Larung Sesaji Gunung Kombang Pantai Ngeliyep

Larung Sesaji Gunung Kombang Pantai Ngeliyep
Larung Sesaji Gunung Kombang Pantai Ngeliyep (Sumber: Dokumentasi Penulis)

Perilaku keagamaan yang diwujudkan dalam ritual ditentukan oleh perasaan keagamaan.
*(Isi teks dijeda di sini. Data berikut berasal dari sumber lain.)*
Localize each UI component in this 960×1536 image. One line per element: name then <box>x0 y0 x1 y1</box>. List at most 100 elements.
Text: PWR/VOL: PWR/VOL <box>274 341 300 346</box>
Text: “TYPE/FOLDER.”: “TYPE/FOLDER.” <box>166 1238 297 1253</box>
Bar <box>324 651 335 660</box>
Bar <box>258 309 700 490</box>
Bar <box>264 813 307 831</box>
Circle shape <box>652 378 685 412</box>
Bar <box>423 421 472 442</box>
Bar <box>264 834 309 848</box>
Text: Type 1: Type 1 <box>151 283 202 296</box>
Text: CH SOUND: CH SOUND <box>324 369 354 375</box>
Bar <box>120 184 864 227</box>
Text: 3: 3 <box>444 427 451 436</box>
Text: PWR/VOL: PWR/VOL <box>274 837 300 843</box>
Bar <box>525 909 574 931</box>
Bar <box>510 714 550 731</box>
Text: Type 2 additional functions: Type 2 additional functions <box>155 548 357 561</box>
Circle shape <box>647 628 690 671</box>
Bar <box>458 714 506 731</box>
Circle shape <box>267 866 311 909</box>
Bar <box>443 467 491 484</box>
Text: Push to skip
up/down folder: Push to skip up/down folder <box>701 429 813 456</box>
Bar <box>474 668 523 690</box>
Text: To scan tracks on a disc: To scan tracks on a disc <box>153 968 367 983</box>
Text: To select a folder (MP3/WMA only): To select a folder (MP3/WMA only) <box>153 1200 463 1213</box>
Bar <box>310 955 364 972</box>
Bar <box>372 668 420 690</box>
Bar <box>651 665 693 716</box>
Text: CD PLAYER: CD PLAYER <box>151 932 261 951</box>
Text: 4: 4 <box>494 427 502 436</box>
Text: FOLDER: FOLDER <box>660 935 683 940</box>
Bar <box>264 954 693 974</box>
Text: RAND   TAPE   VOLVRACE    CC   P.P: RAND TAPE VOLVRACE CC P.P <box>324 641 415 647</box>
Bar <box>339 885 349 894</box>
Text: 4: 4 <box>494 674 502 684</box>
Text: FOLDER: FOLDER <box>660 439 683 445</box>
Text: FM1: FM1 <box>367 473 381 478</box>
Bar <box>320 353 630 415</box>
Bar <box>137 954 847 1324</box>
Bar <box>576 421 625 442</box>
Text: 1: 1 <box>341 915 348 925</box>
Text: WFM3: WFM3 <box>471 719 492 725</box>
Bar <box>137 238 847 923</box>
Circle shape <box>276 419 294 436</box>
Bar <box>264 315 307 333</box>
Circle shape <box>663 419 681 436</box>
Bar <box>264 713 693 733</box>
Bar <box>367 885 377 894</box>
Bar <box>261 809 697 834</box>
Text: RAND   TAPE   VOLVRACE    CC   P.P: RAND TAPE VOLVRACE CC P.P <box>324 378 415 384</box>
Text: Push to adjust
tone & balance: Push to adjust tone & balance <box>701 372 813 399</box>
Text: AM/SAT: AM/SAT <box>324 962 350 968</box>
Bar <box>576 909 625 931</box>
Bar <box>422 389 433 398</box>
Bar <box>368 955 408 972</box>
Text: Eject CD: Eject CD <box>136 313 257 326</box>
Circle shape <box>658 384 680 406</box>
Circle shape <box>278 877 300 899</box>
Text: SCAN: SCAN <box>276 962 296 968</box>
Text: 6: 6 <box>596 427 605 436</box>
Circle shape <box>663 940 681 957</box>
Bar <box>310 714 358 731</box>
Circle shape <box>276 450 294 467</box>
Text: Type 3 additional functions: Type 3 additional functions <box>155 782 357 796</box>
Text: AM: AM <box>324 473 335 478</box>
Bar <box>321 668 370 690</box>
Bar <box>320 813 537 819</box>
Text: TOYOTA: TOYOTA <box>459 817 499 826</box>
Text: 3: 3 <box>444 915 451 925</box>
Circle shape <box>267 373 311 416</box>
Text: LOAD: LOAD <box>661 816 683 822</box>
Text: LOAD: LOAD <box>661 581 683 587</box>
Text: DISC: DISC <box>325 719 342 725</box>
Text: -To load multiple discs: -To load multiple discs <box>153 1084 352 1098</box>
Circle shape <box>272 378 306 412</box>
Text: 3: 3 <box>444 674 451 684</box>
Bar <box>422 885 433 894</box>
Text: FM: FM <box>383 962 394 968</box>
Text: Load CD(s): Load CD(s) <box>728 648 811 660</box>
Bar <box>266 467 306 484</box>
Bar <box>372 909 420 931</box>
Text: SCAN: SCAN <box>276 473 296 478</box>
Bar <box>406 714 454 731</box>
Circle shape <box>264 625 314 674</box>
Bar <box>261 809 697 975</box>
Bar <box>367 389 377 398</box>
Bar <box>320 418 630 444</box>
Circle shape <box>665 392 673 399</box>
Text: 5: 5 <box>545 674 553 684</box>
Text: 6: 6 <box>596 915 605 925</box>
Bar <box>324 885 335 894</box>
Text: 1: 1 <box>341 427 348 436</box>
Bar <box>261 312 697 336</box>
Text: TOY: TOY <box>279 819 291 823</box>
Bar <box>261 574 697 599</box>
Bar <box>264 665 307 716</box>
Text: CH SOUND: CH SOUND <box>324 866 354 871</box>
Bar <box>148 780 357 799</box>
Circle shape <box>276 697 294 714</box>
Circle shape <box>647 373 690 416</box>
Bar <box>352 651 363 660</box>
Oleh karena itu, getaran jiwa disebabkan oleh satu atau lebih sebab yang timbul dari kesadaran manusia akan kehadiran roh dari jiwa orang yang telah meninggal.

Larung Sesaji digelar di Pantai Ngeliyep, Desa Kedungsalam, Kecamatan Donomlyo, Kabupaten Malang, karena adanya faktor yang berkaitan dengan “Pagebluk” yang menimpa warga Desa Kedungsalam.

Pagebluk merupakan wabah penyakit yang melanda penduduk Desa Kedungsalam pada tahun 1913. Persembahan Larung Sesaji yang dilakukan pada malam tanggal 13 dan 14 bulan Maulid dilakukan untuk menjamin keamanan dan menghindari “pagebluk”.

Bacaan Lainnya

Larung Sesaji lahir dari situasi berbahaya pada tahun 1913 ketika sebuah penyakit menyerang warga desa Kedungsalam dengan keterbatasan akalnya, masyarakat Desa Kedungsalam, Kecamatan Donomulyo, Provinsi Malang, berusaha mencari pertolongan kepada kekuatan gaib yaitu Kanjeng

Ratu Nyi Roro Kidul, namun tidak berhasil mendapatkan pertolongan dari Wisik (bisikan atau inspirasi) menemukan jalan keluar.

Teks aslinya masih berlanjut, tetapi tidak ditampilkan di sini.